Part of Advances in Neural Information Processing Systems 32 (NeurIPS 2019)
Soeren Laue, Matthias Mitterreiter, Joachim Giesen
Although optimization is the longstanding, algorithmic backbone of machine learning new models still require the time-consuming implementation of new solvers. As a result, there are thousands of implementations of optimization algorithms for machine learning problems. A natural question is, if it is always necessary to implement a new solver, or is there one algorithm that is sufficient for most models. Common belief suggests that such a one-algorithm-fits-all approach cannot work, because this algorithm cannot exploit model specific structure. At least, a generic algorithm cannot be efficient and robust on a wide variety of problems.

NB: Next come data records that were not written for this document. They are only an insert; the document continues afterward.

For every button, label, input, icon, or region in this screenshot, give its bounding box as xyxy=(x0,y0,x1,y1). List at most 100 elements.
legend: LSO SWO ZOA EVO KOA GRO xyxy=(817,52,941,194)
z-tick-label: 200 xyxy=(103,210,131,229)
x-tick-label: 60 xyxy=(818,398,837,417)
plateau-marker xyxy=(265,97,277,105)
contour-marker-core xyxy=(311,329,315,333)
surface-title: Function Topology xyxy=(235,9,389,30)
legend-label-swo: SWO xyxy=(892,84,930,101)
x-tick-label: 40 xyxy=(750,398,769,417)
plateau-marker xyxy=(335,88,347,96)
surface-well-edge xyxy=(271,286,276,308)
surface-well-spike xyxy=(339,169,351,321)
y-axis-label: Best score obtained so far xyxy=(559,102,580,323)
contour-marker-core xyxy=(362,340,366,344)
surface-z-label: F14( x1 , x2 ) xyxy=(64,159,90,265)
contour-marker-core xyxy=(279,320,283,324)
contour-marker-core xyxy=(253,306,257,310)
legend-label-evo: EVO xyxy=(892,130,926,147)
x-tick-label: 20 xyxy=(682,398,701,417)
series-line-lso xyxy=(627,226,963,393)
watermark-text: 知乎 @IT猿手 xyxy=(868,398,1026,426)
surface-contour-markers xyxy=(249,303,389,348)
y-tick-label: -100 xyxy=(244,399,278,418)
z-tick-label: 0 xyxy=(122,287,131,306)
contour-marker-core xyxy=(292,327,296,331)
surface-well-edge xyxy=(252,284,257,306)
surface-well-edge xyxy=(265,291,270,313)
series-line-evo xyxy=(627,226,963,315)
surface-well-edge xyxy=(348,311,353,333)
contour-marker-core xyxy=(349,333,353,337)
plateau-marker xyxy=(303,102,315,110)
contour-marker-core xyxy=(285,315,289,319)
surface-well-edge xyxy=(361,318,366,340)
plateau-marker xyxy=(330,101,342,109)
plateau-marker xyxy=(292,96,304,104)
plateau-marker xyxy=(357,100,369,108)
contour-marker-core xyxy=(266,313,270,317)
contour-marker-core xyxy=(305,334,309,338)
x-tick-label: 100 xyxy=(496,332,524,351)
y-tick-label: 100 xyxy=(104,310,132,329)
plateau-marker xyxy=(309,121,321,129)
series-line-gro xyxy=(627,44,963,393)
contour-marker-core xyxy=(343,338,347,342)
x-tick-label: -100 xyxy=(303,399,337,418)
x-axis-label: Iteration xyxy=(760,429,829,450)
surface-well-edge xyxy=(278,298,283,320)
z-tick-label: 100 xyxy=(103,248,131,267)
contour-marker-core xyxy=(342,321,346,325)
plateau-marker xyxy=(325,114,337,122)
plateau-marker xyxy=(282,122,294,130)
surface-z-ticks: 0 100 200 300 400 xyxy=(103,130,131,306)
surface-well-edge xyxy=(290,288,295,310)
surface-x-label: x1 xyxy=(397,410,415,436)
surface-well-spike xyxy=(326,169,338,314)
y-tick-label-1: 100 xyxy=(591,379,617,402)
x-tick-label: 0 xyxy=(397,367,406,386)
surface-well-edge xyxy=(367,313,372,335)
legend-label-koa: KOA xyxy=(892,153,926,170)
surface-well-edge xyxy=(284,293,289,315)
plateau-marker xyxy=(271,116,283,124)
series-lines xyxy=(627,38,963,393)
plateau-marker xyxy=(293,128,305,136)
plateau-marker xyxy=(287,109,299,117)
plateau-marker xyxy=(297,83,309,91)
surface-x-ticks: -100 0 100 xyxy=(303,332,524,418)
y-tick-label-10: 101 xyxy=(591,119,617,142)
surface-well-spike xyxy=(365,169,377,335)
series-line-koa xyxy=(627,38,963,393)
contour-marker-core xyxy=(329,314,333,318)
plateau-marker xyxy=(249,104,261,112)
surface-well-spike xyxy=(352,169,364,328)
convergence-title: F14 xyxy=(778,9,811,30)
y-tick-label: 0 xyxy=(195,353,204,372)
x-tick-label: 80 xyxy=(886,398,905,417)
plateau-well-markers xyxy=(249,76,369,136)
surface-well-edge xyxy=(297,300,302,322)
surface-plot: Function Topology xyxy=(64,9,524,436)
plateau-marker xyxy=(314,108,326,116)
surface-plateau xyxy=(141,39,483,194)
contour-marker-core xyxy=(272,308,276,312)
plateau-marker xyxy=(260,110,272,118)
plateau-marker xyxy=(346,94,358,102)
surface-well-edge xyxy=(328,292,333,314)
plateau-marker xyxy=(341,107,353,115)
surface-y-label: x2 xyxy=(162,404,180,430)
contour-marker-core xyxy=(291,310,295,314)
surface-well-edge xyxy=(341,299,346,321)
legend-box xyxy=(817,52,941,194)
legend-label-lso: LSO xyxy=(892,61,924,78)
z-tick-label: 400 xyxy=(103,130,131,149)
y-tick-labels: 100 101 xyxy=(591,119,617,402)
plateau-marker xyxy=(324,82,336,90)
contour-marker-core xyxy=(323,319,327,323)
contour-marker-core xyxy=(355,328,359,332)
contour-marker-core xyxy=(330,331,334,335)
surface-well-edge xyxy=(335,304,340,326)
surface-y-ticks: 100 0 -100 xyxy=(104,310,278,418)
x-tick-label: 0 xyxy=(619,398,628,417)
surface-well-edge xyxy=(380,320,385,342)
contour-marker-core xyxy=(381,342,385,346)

Here, we challenge this common belief. We have designed and implemented the optimization framework GENO (GENeric Optimization) that combines a modeling language with a generic solver. GENO takes the declaration of an optimization problem and generates a solver for the specified problem class. The framework is flexible enough to encompass most of the classical machine learning problems. We show on a wide variety of classical but also some recently suggested problems that the automatically generated solvers are (1) as efficient as well engineered, specialized solvers, (2) more efficient by a decent margin than recent state-of-the-art solvers, and (3) orders of magnitude more efficient than classical modeling language plus solver approaches.